This tender tribute to dancing/mime/commedia dell’arte masters Barry and Joan Grantham is as sweet and nostalgic as elderflower cordial. Married for donkey’s years, the couple are somewhere in their 80s or 90s. This film is airily unspecific about such details, although every clip showing one of their film appearances is accompanied by a date, some going back to the 1940s.
Manchester-reared Barry started out as a “ballet boy”, trained with famed dancer Stanislas Idzikowski whom he still refers to as his “beloved master”, and even appeared in Powell and Pressburger’s The Red Shoes in 1948. Joan, from the more genteel home counties, was a second or third generation musician and came up through the business as a dancer as well, but also tickled the ivories; now she mostly plays accompaniment on the piano in the couple’s studio as they train various adult pupils in the mysteries of commedia, diction and performance in general.

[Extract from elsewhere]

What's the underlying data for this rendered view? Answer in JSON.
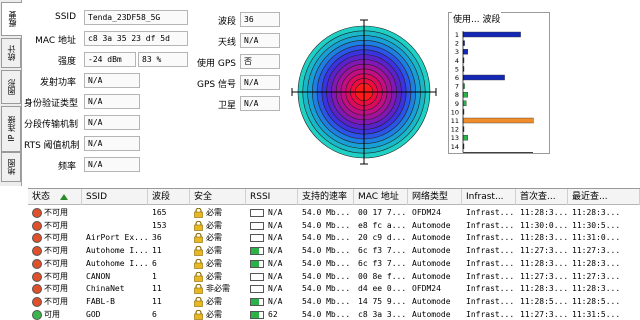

The students interviewed here clearly adore them, and talk with endearing, gushy enthusiasm about the experience of learning from them. Director Audrey Rumsby, one of the Granthams’ students herself, clearly shares that affection but smartly upholsters her film with a rich seam of archive footage and original animation that goes well beyond the title couple themselves. As a result, the movie provides a brisk, efficient primer on commedia dell’arte, from its roots in Italy and on through Molière and Shakespeare, on to vaudeville and Max Miller, and right up to James Corden and One Man, Two Guvnors. Friends of the Granthams offer extra insight about the use of masks and acting skills. The whole package works a treat for theatre geeks, mime fans and lovers of “eccentric dance.”
• Barry & Joan is released on 6 May in cinemas.